Can anyone help? Any feedback/suggestion will be greatly appreciated!


Solution

  • For the 1st characteristic, you can train a character-based n-gram language model, and treat all names with low average per-character probability as suspicious.

    A quick-and-dirty example of such language model is below. It is a mixture of 1-gram, 2-gram and 3-gram language models, trained on a Brown corpus. I am sure you can find more relevant training data (e.g. list of all names of actors).

    from nltk.corpus import brown
    from collections import Counter
    import numpy as np
    
    text = '\n  '.join([' '.join([w for w in s]) for s in brown.sents()])
    
    unigrams = Counter(text)
    bigrams = Counter(text[i:(i+2)] for i in range(len(text)-2))
    trigrams = Counter(text[i:(i+3)] for i in range(len(text)-3))
    
    weights = [0.001, 0.01, 0.989]
    
    def strangeness(text):
        r = 0
        text = '  ' + text + '\n'
        for i in range(2, len(text)):
            char = text[i]
            context1 = text[(i-1):i]
            context2 = text[(i-2):i]
            num = unigrams[char] * weights[0] + bigrams[context1+char] * weights[1] + trigrams[context2+char] * weights[2] 
            den = sum(unigrams.values()) * weights[0] + unigrams[context1] * weights[1] + bigrams[context2] * weights[2]
            r -= np.log(num / den)
        return r / (len(text) - 2)
    

    Now you can apply this strangeness measure to your examples.

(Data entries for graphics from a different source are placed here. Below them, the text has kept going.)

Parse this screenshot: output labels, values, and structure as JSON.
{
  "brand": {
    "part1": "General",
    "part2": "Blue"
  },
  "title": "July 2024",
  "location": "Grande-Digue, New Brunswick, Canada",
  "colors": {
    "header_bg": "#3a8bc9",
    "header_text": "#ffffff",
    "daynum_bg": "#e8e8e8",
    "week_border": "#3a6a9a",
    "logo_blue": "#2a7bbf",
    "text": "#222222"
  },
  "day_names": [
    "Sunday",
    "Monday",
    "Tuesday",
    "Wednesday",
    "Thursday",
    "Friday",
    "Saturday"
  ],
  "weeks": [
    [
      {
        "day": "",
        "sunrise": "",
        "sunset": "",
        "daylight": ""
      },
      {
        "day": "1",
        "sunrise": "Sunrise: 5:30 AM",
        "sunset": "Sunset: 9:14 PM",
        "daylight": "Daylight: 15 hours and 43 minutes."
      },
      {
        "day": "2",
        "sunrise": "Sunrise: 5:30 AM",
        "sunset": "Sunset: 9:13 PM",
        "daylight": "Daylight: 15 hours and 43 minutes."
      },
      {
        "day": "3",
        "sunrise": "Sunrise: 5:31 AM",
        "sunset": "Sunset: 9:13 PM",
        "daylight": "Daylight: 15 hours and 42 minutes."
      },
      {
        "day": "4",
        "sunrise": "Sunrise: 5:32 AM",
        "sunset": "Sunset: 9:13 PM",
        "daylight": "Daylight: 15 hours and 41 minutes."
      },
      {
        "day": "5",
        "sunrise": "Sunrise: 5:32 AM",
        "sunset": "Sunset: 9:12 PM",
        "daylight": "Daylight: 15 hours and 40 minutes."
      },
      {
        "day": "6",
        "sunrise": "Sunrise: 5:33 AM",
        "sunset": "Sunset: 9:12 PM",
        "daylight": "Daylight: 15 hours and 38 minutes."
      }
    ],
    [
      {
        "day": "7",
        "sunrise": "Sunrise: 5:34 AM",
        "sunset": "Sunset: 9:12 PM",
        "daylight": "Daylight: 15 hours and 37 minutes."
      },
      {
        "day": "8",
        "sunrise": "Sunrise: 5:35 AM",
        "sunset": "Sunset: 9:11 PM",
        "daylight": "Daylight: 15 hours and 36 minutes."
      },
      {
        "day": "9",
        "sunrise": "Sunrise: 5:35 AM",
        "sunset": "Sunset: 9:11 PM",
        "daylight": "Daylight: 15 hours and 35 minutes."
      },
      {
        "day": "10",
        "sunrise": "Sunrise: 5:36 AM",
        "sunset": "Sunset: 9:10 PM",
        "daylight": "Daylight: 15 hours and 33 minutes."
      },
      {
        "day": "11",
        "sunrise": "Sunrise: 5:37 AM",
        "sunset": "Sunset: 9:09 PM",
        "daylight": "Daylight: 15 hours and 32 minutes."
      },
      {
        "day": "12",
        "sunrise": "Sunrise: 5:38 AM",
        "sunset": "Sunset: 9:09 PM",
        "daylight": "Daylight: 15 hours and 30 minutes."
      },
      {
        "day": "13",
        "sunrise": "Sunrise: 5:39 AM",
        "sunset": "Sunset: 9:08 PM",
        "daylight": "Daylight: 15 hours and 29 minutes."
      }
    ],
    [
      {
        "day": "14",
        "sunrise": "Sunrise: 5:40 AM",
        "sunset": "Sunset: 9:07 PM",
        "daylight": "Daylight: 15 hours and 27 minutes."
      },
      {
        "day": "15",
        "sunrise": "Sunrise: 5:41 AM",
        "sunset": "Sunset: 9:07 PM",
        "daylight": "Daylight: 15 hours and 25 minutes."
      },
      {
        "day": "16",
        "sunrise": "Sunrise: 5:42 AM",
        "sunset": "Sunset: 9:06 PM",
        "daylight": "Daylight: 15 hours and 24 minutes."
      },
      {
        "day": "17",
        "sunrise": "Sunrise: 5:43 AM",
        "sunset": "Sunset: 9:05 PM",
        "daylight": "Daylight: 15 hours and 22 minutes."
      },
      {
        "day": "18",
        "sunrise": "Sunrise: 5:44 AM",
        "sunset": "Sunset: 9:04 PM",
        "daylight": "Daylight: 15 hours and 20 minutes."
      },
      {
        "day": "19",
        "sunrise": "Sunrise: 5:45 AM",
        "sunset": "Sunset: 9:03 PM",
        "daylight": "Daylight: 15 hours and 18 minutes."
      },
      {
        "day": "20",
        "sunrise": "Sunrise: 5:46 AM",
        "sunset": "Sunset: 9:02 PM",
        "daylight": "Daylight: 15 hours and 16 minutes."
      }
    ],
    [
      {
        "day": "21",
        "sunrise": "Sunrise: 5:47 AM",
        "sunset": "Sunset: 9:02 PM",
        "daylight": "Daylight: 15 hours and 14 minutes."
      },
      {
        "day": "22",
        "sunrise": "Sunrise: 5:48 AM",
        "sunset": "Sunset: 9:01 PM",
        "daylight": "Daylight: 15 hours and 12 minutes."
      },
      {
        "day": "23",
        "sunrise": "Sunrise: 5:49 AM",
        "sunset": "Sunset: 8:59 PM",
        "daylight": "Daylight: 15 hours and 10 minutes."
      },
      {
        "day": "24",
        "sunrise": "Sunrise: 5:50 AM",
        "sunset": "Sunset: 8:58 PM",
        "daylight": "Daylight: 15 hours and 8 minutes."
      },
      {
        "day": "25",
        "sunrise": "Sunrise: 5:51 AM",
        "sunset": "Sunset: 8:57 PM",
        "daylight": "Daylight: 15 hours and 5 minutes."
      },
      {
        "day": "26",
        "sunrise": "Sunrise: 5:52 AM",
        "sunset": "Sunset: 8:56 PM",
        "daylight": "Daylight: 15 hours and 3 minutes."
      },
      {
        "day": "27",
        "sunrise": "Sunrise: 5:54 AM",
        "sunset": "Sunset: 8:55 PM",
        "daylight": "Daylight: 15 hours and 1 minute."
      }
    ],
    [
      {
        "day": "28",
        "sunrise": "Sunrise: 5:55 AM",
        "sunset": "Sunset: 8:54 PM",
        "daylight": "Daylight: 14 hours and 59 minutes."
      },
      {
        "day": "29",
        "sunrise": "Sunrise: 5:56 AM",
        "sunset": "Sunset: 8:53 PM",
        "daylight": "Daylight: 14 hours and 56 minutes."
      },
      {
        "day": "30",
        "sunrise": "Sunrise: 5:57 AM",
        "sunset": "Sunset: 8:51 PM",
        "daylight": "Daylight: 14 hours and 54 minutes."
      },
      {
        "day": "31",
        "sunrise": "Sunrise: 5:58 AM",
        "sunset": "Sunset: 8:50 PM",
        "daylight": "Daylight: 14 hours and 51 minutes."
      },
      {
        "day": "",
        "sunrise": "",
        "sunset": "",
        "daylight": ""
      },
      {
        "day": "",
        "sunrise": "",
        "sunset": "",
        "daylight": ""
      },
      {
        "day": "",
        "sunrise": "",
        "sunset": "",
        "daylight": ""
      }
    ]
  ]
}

    t1 = '128, 127, h4rugz4sx383a6n64hpo, tt, t66, t65, asdfds'.split(', ')
    t2 = 'Michael, sara, jose colmenares, Dimitar, Jose Rafael, Morgan, Eduardo Medina, Luis R. Mendez, Hikaru, SELENIA, Zhang Ming, Xuting Liu, Chen Zheng'.split(', ')
    for t in t1 + t2:
        print('{:20} -> {:9.5}'.format(t, strangeness(t)))
    

    You see that gibberish names are in most cases more "strange" than normal ones. You could use for example a threshold of 3.9 here.

    128                  ->    5.5528
    127                  ->    5.6572
    h4rugz4sx383a6n64hpo ->    5.9016
    tt                   ->    4.9392
    t66                  ->    6.9673
    t65                  ->    6.8501
    asdfds               ->    3.9776
    Michael              ->    3.3598
    sara                 ->    3.8171
    jose colmenares      ->    2.9539
    Dimitar              ->    3.4602
    Jose Rafael          ->    3.4604
    Morgan               ->    3.3628
    Eduardo Medina       ->    3.2586
    Luis R. Mendez       ->     3.566
    Hikaru               ->    3.8936
    SELENIA              ->    6.1829
    Zhang Ming           ->    3.4809
    Xuting Liu           ->    3.7161
    Chen Zheng           ->    3.6212
    

    Of course, a simpler solution is to collect a list of popular names in all your target languages and use no machine learning at all - just lookups.